Mãos ianques: Grupo dos EUA comprou
o hotel Concorde Saint Lazàre por
101 milhões de euros

Parte da maravilhosa paisagem arquitetônica de Paris está prestes a mudar de mãos. Encalacrado com uma dívida pública de mais de um bilhão de euros, o governo francês começou a se desfazer de uma dezena de anéis e vendeu vários chateaux e hotels particuliers (mansões históricas). Alguns desses anéis são famosos, como o Hotel Concorde da estação Saint Lazàre, vendido pela empresa estatal Societé National des Chémins de Fer (SNCF) para o fundo de pensão americano Westbrook por 101,5 milhões de euros. Outro é o luxuoso prédio localizado no número 2 da rue Montalembert. Mas os dedos ainda são gigantescos: o Estado francês possui nada menos que 26 mil propriedades – entre fortalezas, mansões históricas e bens rurais, um patrimônio respeitável, avaliado em nada menos que 40 bilhões de euros.

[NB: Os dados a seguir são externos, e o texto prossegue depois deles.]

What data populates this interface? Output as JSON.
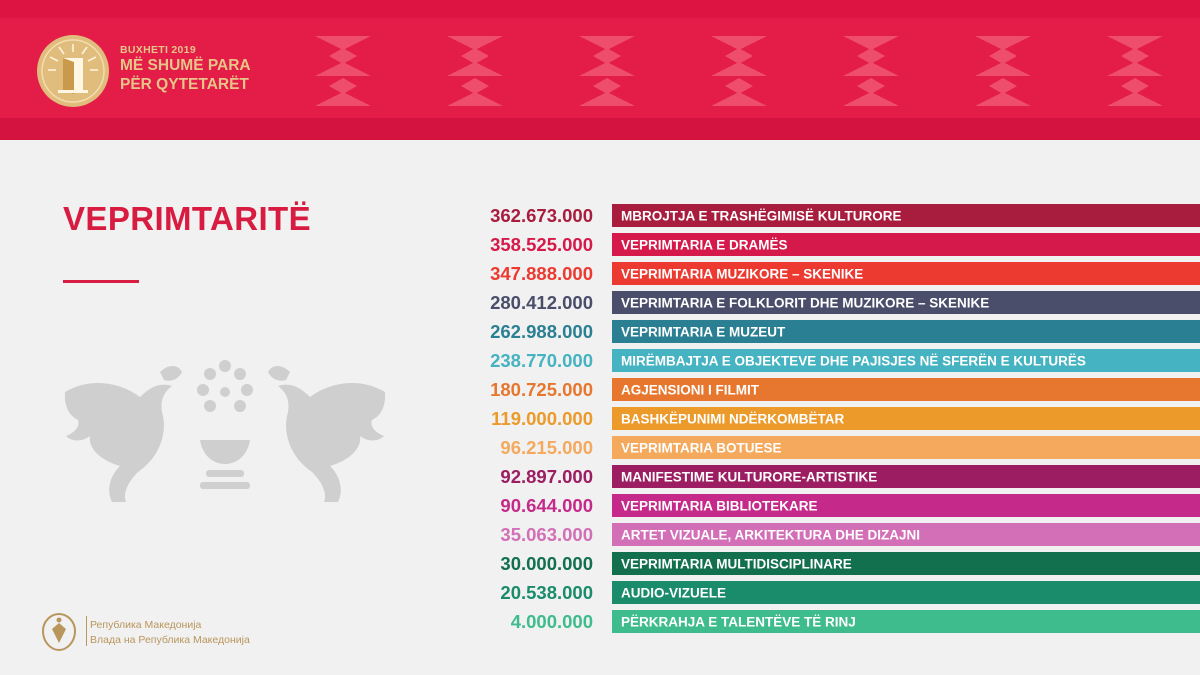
{
  "header": {
    "brand_year": "BUXHETI 2019",
    "brand_line1": "MË SHUMË PARA",
    "brand_line2": "PËR QYTETARËT",
    "logo_icon": "open-door-sunburst-icon",
    "colors": {
      "banner": "#e31c48",
      "brand_gold": "#e7c488"
    }
  },
  "page": {
    "title": "VEPRIMTARITË"
  },
  "footer": {
    "line1": "Република Македонија",
    "line2": "Влада на Република Македонија",
    "emblem_icon": "coat-of-arms-icon"
  },
  "chart_data": {
    "type": "bar",
    "orientation": "horizontal",
    "title": "VEPRIMTARITË",
    "categories": [
      "MBROJTJA E TRASHËGIMISË KULTURORE",
      "VEPRIMTARIA E DRAMËS",
      "VEPRIMTARIA  MUZIKORE – SKENIKE",
      "VEPRIMTARIA  E FOLKLORIT DHE MUZIKORE – SKENIKE",
      "VEPRIMTARIA  E MUZEUT",
      "MIRËMBAJTJA E OBJEKTEVE DHE PAJISJES NË SFERËN E KULTURËS",
      "AGJENSIONI I FILMIT",
      "BASHKËPUNIMI NDËRKOMBËTAR",
      "VEPRIMTARIA BOTUESE",
      "MANIFESTIME KULTURORE-ARTISTIKE",
      "VEPRIMTARIA BIBLIOTEKARE",
      "ARTET VIZUALE, ARKITEKTURA DHE DIZAJNI",
      "VEPRIMTARIA MULTIDISCIPLINARE",
      "AUDIO-VIZUELE",
      "PËRKRAHJA E TALENTËVE TË RINJ"
    ],
    "values": [
      362673000,
      358525000,
      347888000,
      280412000,
      262988000,
      238770000,
      180725000,
      119000000,
      96215000,
      92897000,
      90644000,
      35063000,
      30000000,
      20538000,
      4000000
    ],
    "value_labels": [
      "362.673.000",
      "358.525.000",
      "347.888.000",
      "280.412.000",
      "262.988.000",
      "238.770.000",
      "180.725.000",
      "119.000.000",
      "96.215.000",
      "92.897.000",
      "90.644.000",
      "35.063.000",
      "30.000.000",
      "20.538.000",
      "4.000.000"
    ],
    "colors": [
      "#a81d3d",
      "#d5194a",
      "#ec3a31",
      "#4a4e6a",
      "#2b7f92",
      "#45b3c1",
      "#e7772e",
      "#ec9a2a",
      "#f4a95c",
      "#9c1d61",
      "#c52a8a",
      "#d26fb7",
      "#12704f",
      "#1a8b6b",
      "#3fbc8d"
    ]
  }
}
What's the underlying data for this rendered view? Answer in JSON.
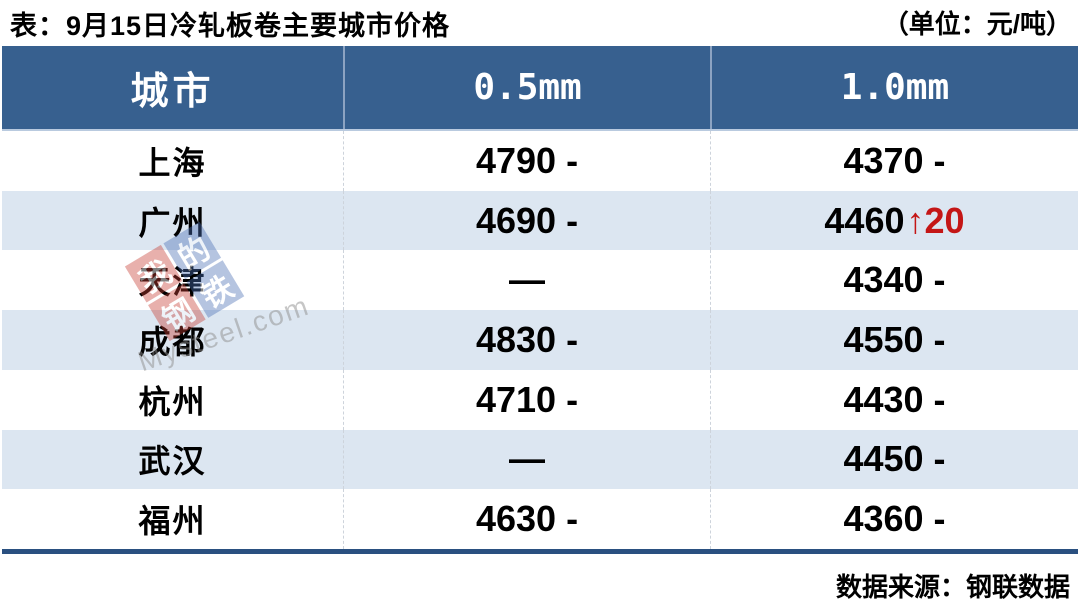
{
  "header": {
    "title": "表：9月15日冷轧板卷主要城市价格",
    "unit": "（单位：元/吨）"
  },
  "table": {
    "columns": [
      "城市",
      "0.5mm",
      "1.0mm"
    ],
    "rows": [
      {
        "city": "上海",
        "p05": {
          "value": "4790",
          "suffix": "-"
        },
        "p10": {
          "value": "4370",
          "suffix": "-"
        }
      },
      {
        "city": "广州",
        "p05": {
          "value": "4690",
          "suffix": "-"
        },
        "p10": {
          "value": "4460",
          "change": "↑20"
        }
      },
      {
        "city": "天津",
        "p05": {
          "value": "—"
        },
        "p10": {
          "value": "4340",
          "suffix": "-"
        }
      },
      {
        "city": "成都",
        "p05": {
          "value": "4830",
          "suffix": "-"
        },
        "p10": {
          "value": "4550",
          "suffix": "-"
        }
      },
      {
        "city": "杭州",
        "p05": {
          "value": "4710",
          "suffix": "-"
        },
        "p10": {
          "value": "4430",
          "suffix": "-"
        }
      },
      {
        "city": "武汉",
        "p05": {
          "value": "—"
        },
        "p10": {
          "value": "4450",
          "suffix": "-"
        }
      },
      {
        "city": "福州",
        "p05": {
          "value": "4630",
          "suffix": "-"
        },
        "p10": {
          "value": "4360",
          "suffix": "-"
        }
      }
    ]
  },
  "chart_data": {
    "type": "table",
    "title": "表：9月15日冷轧板卷主要城市价格",
    "unit": "元/吨",
    "columns": [
      "城市",
      "0.5mm",
      "1.0mm"
    ],
    "rows": [
      [
        "上海",
        "4790 -",
        "4370 -"
      ],
      [
        "广州",
        "4690 -",
        "4460 ↑20"
      ],
      [
        "天津",
        "—",
        "4340 -"
      ],
      [
        "成都",
        "4830 -",
        "4550 -"
      ],
      [
        "杭州",
        "4710 -",
        "4430 -"
      ],
      [
        "武汉",
        "—",
        "4450 -"
      ],
      [
        "福州",
        "4630 -",
        "4360 -"
      ]
    ],
    "price_changes": [
      {
        "city": "广州",
        "column": "1.0mm",
        "change": "+20"
      }
    ]
  },
  "watermark": {
    "logo_chars": [
      "我",
      "的",
      "钢",
      "铁"
    ],
    "text": "Mysteel.com"
  },
  "footer": {
    "source": "数据来源：钢联数据"
  },
  "colors": {
    "header_bg": "#37608F",
    "alt_row_bg": "#DCE6F1",
    "table_bottom_border": "#2A5080",
    "price_up_red": "#C41616",
    "logo_red": "#C63E34",
    "logo_blue": "#4A6FB5"
  }
}
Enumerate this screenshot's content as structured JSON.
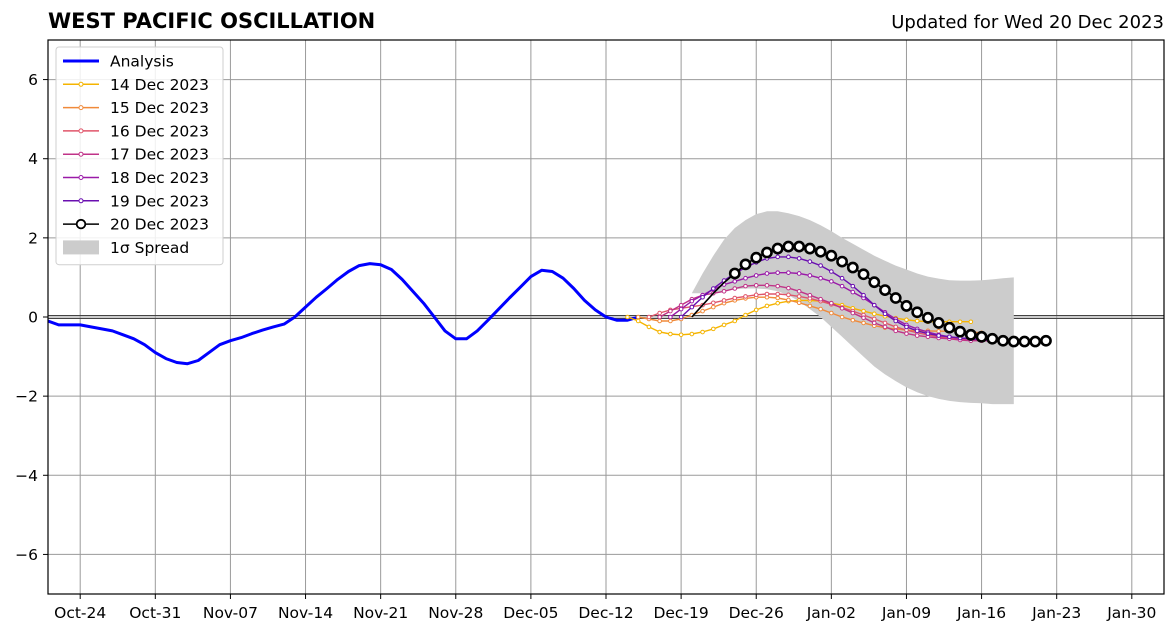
{
  "title": "WEST PACIFIC OSCILLATION",
  "subtitle": "Updated for Wed 20 Dec 2023",
  "chart_data": {
    "type": "line",
    "title": "WEST PACIFIC OSCILLATION",
    "subtitle": "Updated for Wed 20 Dec 2023",
    "xlabel": "",
    "ylabel": "",
    "xlim": [
      "2023-10-21",
      "2024-02-02"
    ],
    "ylim": [
      -7,
      7
    ],
    "yticks": [
      -6,
      -4,
      -2,
      0,
      2,
      4,
      6
    ],
    "yticklabels": [
      "−6",
      "−4",
      "−2",
      "0",
      "2",
      "4",
      "6"
    ],
    "xticks": [
      "2023-10-24",
      "2023-10-31",
      "2023-11-07",
      "2023-11-14",
      "2023-11-21",
      "2023-11-28",
      "2023-12-05",
      "2023-12-12",
      "2023-12-19",
      "2023-12-26",
      "2024-01-02",
      "2024-01-09",
      "2024-01-16",
      "2024-01-23",
      "2024-01-30"
    ],
    "xticklabels": [
      "Oct-24",
      "Oct-31",
      "Nov-07",
      "Nov-14",
      "Nov-21",
      "Nov-28",
      "Dec-05",
      "Dec-12",
      "Dec-19",
      "Dec-26",
      "Jan-02",
      "Jan-09",
      "Jan-16",
      "Jan-23",
      "Jan-30"
    ],
    "grid": true,
    "zero_line": true,
    "legend_position": "upper-left",
    "analysis": {
      "name": "Analysis",
      "color": "#0000ff",
      "start": "2023-10-21",
      "values": [
        -0.1,
        -0.2,
        -0.2,
        -0.2,
        -0.25,
        -0.3,
        -0.35,
        -0.45,
        -0.55,
        -0.7,
        -0.9,
        -1.05,
        -1.15,
        -1.18,
        -1.1,
        -0.9,
        -0.7,
        -0.6,
        -0.52,
        -0.42,
        -0.33,
        -0.25,
        -0.18,
        0.0,
        0.25,
        0.5,
        0.72,
        0.95,
        1.15,
        1.3,
        1.35,
        1.32,
        1.2,
        0.95,
        0.65,
        0.35,
        0.0,
        -0.35,
        -0.55,
        -0.55,
        -0.35,
        -0.08,
        0.2,
        0.48,
        0.75,
        1.02,
        1.18,
        1.15,
        0.98,
        0.72,
        0.42,
        0.18,
        0.0,
        -0.08,
        -0.08,
        0.0
      ]
    },
    "forecasts": [
      {
        "name": "14 Dec 2023",
        "color": "#f5b400",
        "start": "2023-12-14",
        "values": [
          0.0,
          -0.1,
          -0.25,
          -0.38,
          -0.43,
          -0.45,
          -0.43,
          -0.38,
          -0.3,
          -0.2,
          -0.1,
          0.05,
          0.18,
          0.28,
          0.35,
          0.4,
          0.42,
          0.42,
          0.4,
          0.35,
          0.3,
          0.22,
          0.15,
          0.08,
          0.02,
          -0.03,
          -0.07,
          -0.1,
          -0.12,
          -0.12,
          -0.12,
          -0.12,
          -0.12
        ]
      },
      {
        "name": "15 Dec 2023",
        "color": "#f08a3a",
        "start": "2023-12-15",
        "values": [
          0.0,
          -0.05,
          -0.1,
          -0.1,
          -0.05,
          0.05,
          0.15,
          0.25,
          0.35,
          0.42,
          0.47,
          0.5,
          0.5,
          0.48,
          0.43,
          0.36,
          0.28,
          0.2,
          0.1,
          0.0,
          -0.08,
          -0.15,
          -0.22,
          -0.27,
          -0.3,
          -0.33,
          -0.35,
          -0.35,
          -0.36,
          -0.36,
          -0.37,
          -0.38,
          -0.4
        ]
      },
      {
        "name": "16 Dec 2023",
        "color": "#e0556a",
        "start": "2023-12-16",
        "values": [
          0.0,
          0.1,
          0.18,
          0.22,
          0.26,
          0.3,
          0.36,
          0.42,
          0.48,
          0.52,
          0.56,
          0.58,
          0.58,
          0.56,
          0.52,
          0.47,
          0.4,
          0.32,
          0.24,
          0.15,
          0.05,
          -0.05,
          -0.15,
          -0.25,
          -0.33,
          -0.4,
          -0.45,
          -0.5,
          -0.53,
          -0.55,
          -0.56,
          -0.57,
          -0.6
        ]
      },
      {
        "name": "17 Dec 2023",
        "color": "#c03388",
        "start": "2023-12-17",
        "values": [
          0.0,
          0.15,
          0.3,
          0.45,
          0.55,
          0.6,
          0.65,
          0.72,
          0.78,
          0.8,
          0.8,
          0.78,
          0.73,
          0.65,
          0.55,
          0.45,
          0.35,
          0.22,
          0.1,
          -0.02,
          -0.15,
          -0.25,
          -0.35,
          -0.42,
          -0.47,
          -0.5,
          -0.53,
          -0.55,
          -0.58,
          -0.6,
          -0.6,
          -0.61,
          -0.62
        ]
      },
      {
        "name": "18 Dec 2023",
        "color": "#9a1aa8",
        "start": "2023-12-18",
        "values": [
          0.0,
          0.2,
          0.4,
          0.55,
          0.7,
          0.82,
          0.9,
          0.98,
          1.05,
          1.1,
          1.12,
          1.12,
          1.1,
          1.05,
          0.98,
          0.9,
          0.78,
          0.63,
          0.48,
          0.3,
          0.12,
          -0.05,
          -0.2,
          -0.3,
          -0.38,
          -0.45,
          -0.5,
          -0.53,
          -0.55,
          -0.58,
          -0.6,
          -0.6,
          -0.62
        ]
      },
      {
        "name": "19 Dec 2023",
        "color": "#6a0fb0",
        "start": "2023-12-19",
        "values": [
          0.0,
          0.25,
          0.5,
          0.72,
          0.92,
          1.1,
          1.25,
          1.38,
          1.48,
          1.52,
          1.52,
          1.48,
          1.4,
          1.3,
          1.15,
          0.98,
          0.78,
          0.55,
          0.3,
          0.08,
          -0.1,
          -0.25,
          -0.35,
          -0.42,
          -0.47,
          -0.5,
          -0.53,
          -0.55,
          -0.57,
          -0.59,
          -0.6,
          -0.6,
          -0.6
        ]
      },
      {
        "name": "20 Dec 2023",
        "color": "#000000",
        "marker": "open-circle",
        "start": "2023-12-20",
        "values": [
          0.0,
          0.3,
          0.6,
          0.87,
          1.1,
          1.33,
          1.5,
          1.63,
          1.73,
          1.78,
          1.78,
          1.73,
          1.65,
          1.55,
          1.4,
          1.25,
          1.08,
          0.88,
          0.68,
          0.48,
          0.28,
          0.12,
          -0.02,
          -0.15,
          -0.27,
          -0.37,
          -0.45,
          -0.5,
          -0.55,
          -0.6,
          -0.62,
          -0.62,
          -0.62,
          -0.6
        ]
      }
    ],
    "spread": {
      "name": "1σ Spread",
      "color": "#cccccc",
      "start": "2023-12-20",
      "upper": [
        0.6,
        1.1,
        1.55,
        1.95,
        2.25,
        2.45,
        2.6,
        2.67,
        2.67,
        2.62,
        2.55,
        2.45,
        2.32,
        2.17,
        2.0,
        1.85,
        1.7,
        1.55,
        1.42,
        1.3,
        1.2,
        1.1,
        1.02,
        0.97,
        0.93,
        0.92,
        0.92,
        0.93,
        0.95,
        0.98,
        1.0
      ],
      "lower": [
        0.6,
        0.6,
        0.62,
        0.65,
        0.7,
        0.72,
        0.72,
        0.7,
        0.65,
        0.55,
        0.4,
        0.2,
        0.0,
        -0.25,
        -0.5,
        -0.75,
        -1.0,
        -1.25,
        -1.45,
        -1.62,
        -1.78,
        -1.9,
        -2.0,
        -2.07,
        -2.12,
        -2.15,
        -2.17,
        -2.18,
        -2.2,
        -2.2,
        -2.2
      ]
    }
  }
}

Êxodo: a venda de imóveis do governo está fazendo a burocracia francesa deixar o centro de Paris

O programa de venda de imóveis do governo francês teve início em 2003. No ano passado, essas vendas renderam ao Estado 480 milhões de euros; em 2006, o lucro foi de 630 milhões de euros. Mas a pressa do governo em se desfazer de alguns imóveis tem levado, em alguns casos, a situações insólitas. Num deles, o Ministério da Cultura vendeu várias mansões históricas dos séculos XVII e XVIII, localizadas em bairros nobres e com mais de três mil metros quadrados cada uma. Mas, por razões burocráticas, esses edifícios só serão liberados para os compradores no ano que vem. Resultado: o governo está pagando aluguel dos próprios imóveis para os compradores até que consiga realojar seus funcionários. Críticos apontam essa distorção como resultado do açodamento do governo em se desfazer de alguns imóveis.

Símbolo: O Hôtel de Ville, sede
da Prefeitura de Paris, é um dos
edifícios que jamais serão vendidos

Na origem desse processo está um escândalo já antigo, que envolveu o então primeiro-ministro conservador Alain Juppé. Em 1995, segundo denúncia do jornal satírico Canard Enchaîné, ele alojou parentes em prédios da Prefeitura de Paris localizados em bairros nobres da capital – como a rue Jacob, em Saint German-de-Près – com aluguéis muito abaixo dos preços de mercado.

A revista descobriu ainda que os filhos do então prefeito Jean Tiberi também alugavam apartamentos funcionais na mesma área do sofisticado
6ºarrondissement (bairro).

O escândalo levou à decisão de vender alguns imóveis governamentais suntuosos e pouco funcionais. O fenômeno está fazendo com que parte da burocracia francesa seja deslocada do rico centro de Paris para a periferia da capital. Mas certamente não passa pela cabeça de nenhum dirigente francês vender o mais famoso edifício público da França, o esplendoroso Hôtel de Ville, prédio renascentista francês que abriga a Prefeitura de Paris.

O local, sede da administração municipal desde o século XIV, também é caro aos franceses por ter sido palco de grandes eventos históricos, como a prisão de Robespierre em 1794, a proclamação da Terceira República em 1870, a Comuna de Paris em 1871 – quando o edifício foi incendiado – e o discurso de Charles De Gaulle quando Paris foi libertada da ocupação nazista, em agosto de 1944. Não, definitivamente a França não se tornou tão plebéia a ponto de se desfazer do Hôtel de Ville.